İstemi Kağan Altayların batısından Tanrı dağlarına kadar olan bölgeyi kısa zamanda egemenliği altına alır. O bölgelerdeki Türk boylarını örgütleyerek İpek Yolu kavgasına kalkışır. Roma İmparatorluğunun ipek ticaretine önem vermesi ile İpek Yolu'nun önemi giderek artar. Ortaçağda soylular ve zenginlerin evlerini süsleyen ince kumaşlar, ipek eşya, fildişi süslemeler ve bunların hammaddesi Çin ile Hindistan'dan geliyordu. Bizans ve İran'da çok gelişen ipek endüstrisinin ham maddesi de Çin'den gelmekteydi. İpek ticareti deniz ve karadan yapılıyordu. Deniz taşımacılığı pek gelişmediğinden karadaki İpek Yolu'nun önemi fazla idi. İpek ticareti ile ilgili ilk ana yol kuzey yoludur. Gobi Çölü, Hami Vahası, Tanrı Dağları, Talaş kenti gibi bir doğrultuda bu yol ilerlerdi. Kervanlar daha sonra Seyhun ve Ceyhun ırmaklarını geçerek Kafkasya ve Karadeniz'e ulaşırlardı, İran' dan geçilmek istenmediğinden Hazar Gölü'nün kuzeyinden geçilirdi. Bunun yanında iki yol daha vardı. İkinci ana yol Tufan, Karaşar ve Kuça'yı keserek Fergana üzerinden Semerkand ve Buhara yönünde ilerlerdi. Üçüncü ana yol ise Güney yolu idi. Hotan ve Yarkent yolu ile Pamir'in yüksek yaylalarını aşar, Toharistan'ı keserek Gazne üzerinden Hindistan'a gelirdi. Hindistan deniz ve kara yollarıyla Anadolu'ya bağlanmıştı. Çin kervanları Türkistan sınırlarını aşamazlar ve bu nedenle başka topluluklar ürünlerin Batı'ya taşınmalarına aracılık ederlerdi. Bazı İranlı boylar, Semerkand ve Buhara çevresinden aldıkları ipeği Hazar Denizi'nin yanındaki pazar yerlerine götürürlerdi. Göktürklerin tutumu nedeniyle ipek üretimi ve ticareti onların döneminde sınırlı kalmış, Çin ile İran'a bağımlılık sürmüş ve Göktürkler ipek ticaretini tekellerine alamamışlardı.

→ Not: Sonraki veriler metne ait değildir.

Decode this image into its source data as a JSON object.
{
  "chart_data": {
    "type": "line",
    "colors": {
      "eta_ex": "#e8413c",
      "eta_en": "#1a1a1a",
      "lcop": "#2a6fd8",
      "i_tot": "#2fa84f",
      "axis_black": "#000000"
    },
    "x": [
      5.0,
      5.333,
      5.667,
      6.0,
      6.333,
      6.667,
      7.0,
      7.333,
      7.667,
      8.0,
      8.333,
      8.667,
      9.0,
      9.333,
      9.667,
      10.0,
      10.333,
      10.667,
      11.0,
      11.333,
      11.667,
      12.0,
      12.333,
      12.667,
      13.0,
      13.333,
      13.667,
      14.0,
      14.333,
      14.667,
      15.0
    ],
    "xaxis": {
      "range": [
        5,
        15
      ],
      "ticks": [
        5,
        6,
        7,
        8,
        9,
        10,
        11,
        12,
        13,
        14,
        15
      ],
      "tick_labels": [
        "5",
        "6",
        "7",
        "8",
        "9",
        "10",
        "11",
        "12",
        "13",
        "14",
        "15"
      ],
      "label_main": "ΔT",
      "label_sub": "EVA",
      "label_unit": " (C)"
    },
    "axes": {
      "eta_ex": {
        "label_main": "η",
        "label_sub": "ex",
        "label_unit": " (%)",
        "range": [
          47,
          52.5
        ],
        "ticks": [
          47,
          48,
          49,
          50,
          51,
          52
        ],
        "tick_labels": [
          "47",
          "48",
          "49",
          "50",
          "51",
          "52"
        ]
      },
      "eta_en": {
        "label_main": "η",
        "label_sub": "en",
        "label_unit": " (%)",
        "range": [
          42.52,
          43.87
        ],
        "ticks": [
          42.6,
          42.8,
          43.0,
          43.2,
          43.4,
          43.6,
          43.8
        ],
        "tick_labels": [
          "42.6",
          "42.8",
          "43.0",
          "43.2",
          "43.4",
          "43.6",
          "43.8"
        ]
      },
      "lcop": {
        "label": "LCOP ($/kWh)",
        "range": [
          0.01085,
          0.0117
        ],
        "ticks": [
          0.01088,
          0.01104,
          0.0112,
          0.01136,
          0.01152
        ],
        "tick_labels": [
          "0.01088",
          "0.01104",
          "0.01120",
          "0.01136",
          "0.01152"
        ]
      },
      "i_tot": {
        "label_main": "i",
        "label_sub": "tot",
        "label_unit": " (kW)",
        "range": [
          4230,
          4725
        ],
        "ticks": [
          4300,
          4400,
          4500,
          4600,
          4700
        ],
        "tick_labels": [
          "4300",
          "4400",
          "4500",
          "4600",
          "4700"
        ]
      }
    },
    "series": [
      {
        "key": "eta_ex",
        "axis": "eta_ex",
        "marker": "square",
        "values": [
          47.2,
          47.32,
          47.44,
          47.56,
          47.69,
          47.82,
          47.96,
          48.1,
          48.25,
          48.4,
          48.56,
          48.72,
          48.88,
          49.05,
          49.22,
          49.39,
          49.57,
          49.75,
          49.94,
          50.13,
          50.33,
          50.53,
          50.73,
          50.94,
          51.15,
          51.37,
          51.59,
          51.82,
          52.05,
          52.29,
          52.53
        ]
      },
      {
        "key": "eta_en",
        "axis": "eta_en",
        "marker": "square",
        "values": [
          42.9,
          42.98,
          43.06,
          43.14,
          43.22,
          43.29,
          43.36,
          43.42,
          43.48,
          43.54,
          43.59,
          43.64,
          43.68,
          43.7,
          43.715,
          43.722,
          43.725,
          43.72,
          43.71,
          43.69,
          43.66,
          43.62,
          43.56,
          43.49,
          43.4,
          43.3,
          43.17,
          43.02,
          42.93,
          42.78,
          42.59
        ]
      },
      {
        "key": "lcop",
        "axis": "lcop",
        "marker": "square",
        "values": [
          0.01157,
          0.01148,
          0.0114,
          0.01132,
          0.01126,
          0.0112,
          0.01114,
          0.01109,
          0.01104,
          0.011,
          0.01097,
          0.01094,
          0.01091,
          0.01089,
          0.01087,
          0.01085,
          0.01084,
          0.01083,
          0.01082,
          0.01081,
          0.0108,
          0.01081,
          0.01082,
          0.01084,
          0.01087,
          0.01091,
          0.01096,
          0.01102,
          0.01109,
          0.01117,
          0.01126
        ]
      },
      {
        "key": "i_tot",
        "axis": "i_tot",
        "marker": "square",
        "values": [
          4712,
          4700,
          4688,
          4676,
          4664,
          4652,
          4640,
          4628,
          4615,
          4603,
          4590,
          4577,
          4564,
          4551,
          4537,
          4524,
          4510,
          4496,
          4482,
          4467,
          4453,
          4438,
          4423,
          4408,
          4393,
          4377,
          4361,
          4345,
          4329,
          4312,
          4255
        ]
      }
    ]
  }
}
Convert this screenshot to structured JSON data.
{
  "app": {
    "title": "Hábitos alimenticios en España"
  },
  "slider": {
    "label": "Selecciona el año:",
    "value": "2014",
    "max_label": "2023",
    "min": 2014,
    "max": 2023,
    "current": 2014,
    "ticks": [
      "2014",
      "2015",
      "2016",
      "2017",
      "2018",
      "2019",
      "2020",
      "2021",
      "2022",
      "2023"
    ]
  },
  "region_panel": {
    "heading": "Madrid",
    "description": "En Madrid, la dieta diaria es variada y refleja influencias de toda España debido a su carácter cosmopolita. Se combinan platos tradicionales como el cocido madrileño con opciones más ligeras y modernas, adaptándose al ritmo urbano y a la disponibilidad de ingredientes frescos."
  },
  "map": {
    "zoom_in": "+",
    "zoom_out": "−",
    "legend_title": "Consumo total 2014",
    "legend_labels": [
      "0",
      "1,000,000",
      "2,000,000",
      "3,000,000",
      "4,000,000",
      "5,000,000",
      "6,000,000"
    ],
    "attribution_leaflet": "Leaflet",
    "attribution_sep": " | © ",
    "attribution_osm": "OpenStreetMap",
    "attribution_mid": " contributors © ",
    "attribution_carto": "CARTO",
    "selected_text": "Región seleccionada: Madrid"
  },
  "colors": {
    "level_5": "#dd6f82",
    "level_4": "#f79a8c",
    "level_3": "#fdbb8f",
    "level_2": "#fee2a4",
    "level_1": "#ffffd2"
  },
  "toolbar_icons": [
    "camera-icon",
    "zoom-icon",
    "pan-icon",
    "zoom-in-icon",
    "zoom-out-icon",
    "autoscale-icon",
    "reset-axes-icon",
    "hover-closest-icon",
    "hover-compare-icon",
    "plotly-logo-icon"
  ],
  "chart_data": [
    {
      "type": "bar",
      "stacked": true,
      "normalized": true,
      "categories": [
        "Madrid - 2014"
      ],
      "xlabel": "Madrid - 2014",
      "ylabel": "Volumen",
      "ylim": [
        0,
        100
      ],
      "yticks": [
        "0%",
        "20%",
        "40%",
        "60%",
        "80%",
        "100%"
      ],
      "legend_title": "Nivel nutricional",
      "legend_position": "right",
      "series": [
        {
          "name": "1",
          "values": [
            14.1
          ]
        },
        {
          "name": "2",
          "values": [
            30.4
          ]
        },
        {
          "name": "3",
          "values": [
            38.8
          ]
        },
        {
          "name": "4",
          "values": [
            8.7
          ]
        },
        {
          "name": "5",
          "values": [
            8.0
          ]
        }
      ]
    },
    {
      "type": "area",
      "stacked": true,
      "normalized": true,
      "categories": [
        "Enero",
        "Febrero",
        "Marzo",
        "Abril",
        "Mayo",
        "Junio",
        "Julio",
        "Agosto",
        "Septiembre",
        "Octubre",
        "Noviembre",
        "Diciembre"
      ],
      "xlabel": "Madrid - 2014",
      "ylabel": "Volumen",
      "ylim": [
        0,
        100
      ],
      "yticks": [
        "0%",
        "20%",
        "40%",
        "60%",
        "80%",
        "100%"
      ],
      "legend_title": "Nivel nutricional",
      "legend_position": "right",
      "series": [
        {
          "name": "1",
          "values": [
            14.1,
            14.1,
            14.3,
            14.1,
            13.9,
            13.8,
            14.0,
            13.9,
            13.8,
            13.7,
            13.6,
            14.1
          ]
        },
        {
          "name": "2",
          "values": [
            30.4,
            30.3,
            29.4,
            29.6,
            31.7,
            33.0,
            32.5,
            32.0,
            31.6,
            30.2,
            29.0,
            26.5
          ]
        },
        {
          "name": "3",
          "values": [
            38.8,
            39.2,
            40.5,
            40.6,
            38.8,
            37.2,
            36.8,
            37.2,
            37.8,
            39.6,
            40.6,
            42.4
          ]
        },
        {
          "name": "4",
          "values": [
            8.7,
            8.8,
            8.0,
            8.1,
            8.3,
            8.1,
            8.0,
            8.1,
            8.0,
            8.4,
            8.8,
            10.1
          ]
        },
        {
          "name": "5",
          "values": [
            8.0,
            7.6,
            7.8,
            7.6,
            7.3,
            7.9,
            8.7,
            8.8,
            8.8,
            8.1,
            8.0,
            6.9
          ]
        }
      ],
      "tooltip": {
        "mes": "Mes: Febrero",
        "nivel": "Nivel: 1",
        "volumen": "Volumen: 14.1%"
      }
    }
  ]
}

Akhun İmparatorluğu Göktürklerin yükselme döneminde Güney Asya ile beraber İpek Yolu'nun önemli bir kısmını da elinde tutuyordu. Akhunlar deniz ve kara yolu ile Çin'den gelen malların ulaştıkları ilk pazarlara egemen olmuşlardı. Bu yüzden sürekli olarak Sasani devleti ile Akhunlar arasında savaşlar çıkardı. İstemi Kağan batı bölgesine geldiğinde Sasanilerle anlaşma yaparak Akhunların İpek Yolu üzerindeki egemenliğini kırmaya çalıştı. İstemi Kağan, Sasani Kralı'na kız vererek akrabalık kurdu ve Akhun ülkesinin topraklarını paylaşma konusunda anlaşmaya vardı. Akhun ülkesinin kuzey bölgelerini ele geçiren Göktürkler bundan sonra İç Asya kervan yolu ile İpek Yolu'na egemen oldular. Ceyhun ırmağı Göktürkler ile Sasani devleti arasında sınır olarak saptandı.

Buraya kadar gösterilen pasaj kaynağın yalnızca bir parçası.